I'm attempting to scrape the data from a table on the following website: https://droughtmonitor.unl.edu/DmData/DataTables.aspx
import requests
from bs4 import BeautifulSoup
url = 'https://droughtmonitor.unl.edu/DmData/DataTables.aspx'
r = requests.get(url)
soup = BeautifulSoup(r.content, 'html.parser')
drought_table = soup.find('table', {'id':'datatabl'}).find('tbody').find_all('tr')
for some reason I am getting no outputs. I've tried to use pandas for the same job
import pandas as pd
url = 'https://droughtmonitor.unl.edu/DmData/DataTables.aspx'
table = pd.read_html(url)
df = table[0]
But also ended up getting an empty dataframe. What could be causing this?
CodePudding user response:
By checking network tool of browser it's obvious site uses Fetch/XHR to load table in another request.
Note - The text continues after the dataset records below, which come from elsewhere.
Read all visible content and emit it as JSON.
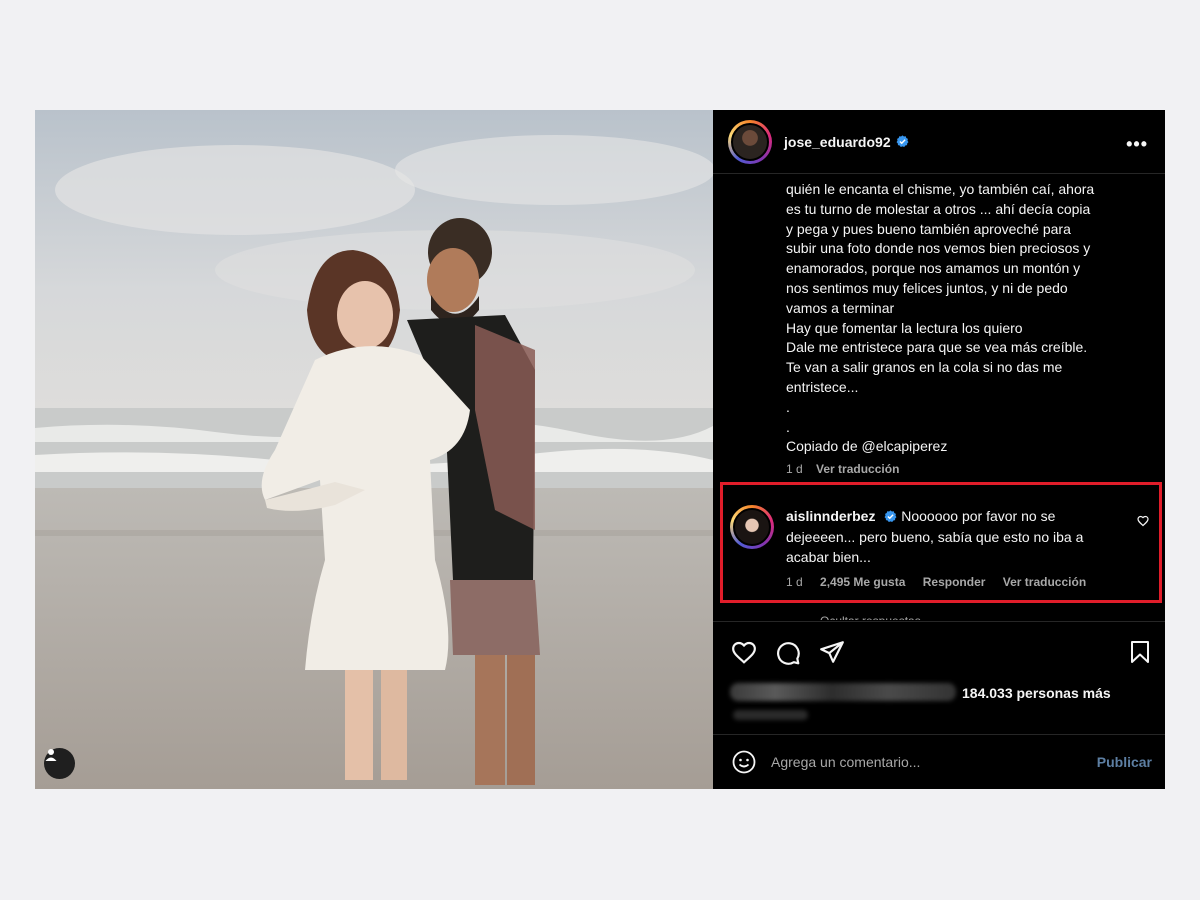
{
  "post": {
    "username": "jose_eduardo92",
    "caption_lines": [
      "quién le encanta el chisme, yo también caí, ahora",
      "es tu turno de molestar a otros ... ahí decía copia",
      "y pega y pues bueno también aproveché para",
      "subir una foto donde nos vemos bien preciosos y",
      "enamorados, porque nos amamos un montón y",
      "nos sentimos muy felices juntos, y ni de pedo",
      "vamos a terminar",
      "Hay que fomentar la lectura los quiero",
      "Dale me entristece para que se vea más creíble.",
      "Te van a salir granos en la cola si no das me",
      "entristece...",
      ".",
      ".",
      "Copiado de @elcapiperez"
    ],
    "caption_age": "1 d",
    "translate_label": "Ver traducción"
  },
  "comment": {
    "username": "aislinnderbez",
    "text_line_1": "Noooooo por favor no se",
    "text_line_2": "dejeeeen... pero bueno, sabía que esto no iba a",
    "text_line_3": "acabar bien...",
    "age": "1 d",
    "likes": "2,495 Me gusta",
    "reply_label": "Responder",
    "translate_label": "Ver traducción",
    "hidden_replies": "Ocultar respuestas"
  },
  "likes_summary": "184.033 personas más",
  "add_comment": {
    "placeholder": "Agrega un comentario...",
    "publish_label": "Publicar"
  },
  "colors": {
    "highlight_border": "#e11d2a",
    "publish_disabled": "#5d7fa3",
    "verified_badge": "#3897f0"
  },
  "icons": [
    "more-icon",
    "verified-icon",
    "heart-icon",
    "comment-icon",
    "share-icon",
    "bookmark-icon",
    "emoji-icon",
    "user-tag-icon"
  ]
}
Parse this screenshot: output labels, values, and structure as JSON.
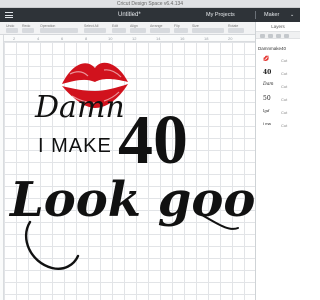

You can use this code to get table data:
import requests
import json
headers = {
'Content-Type': 'application/json; charset=utf-8',
}
params = (
('area', '\'conus\''),
('statstype', '\'1\''),
)
response = requests.get(
'https://droughtmonitor.unl.edu/DmData/DataTables.aspx/ReturnTabularDMAreaPercent_national',
headers=headers, params=params
)
table = json.loads(response.content)
# Code generated by https://curlconverter.com/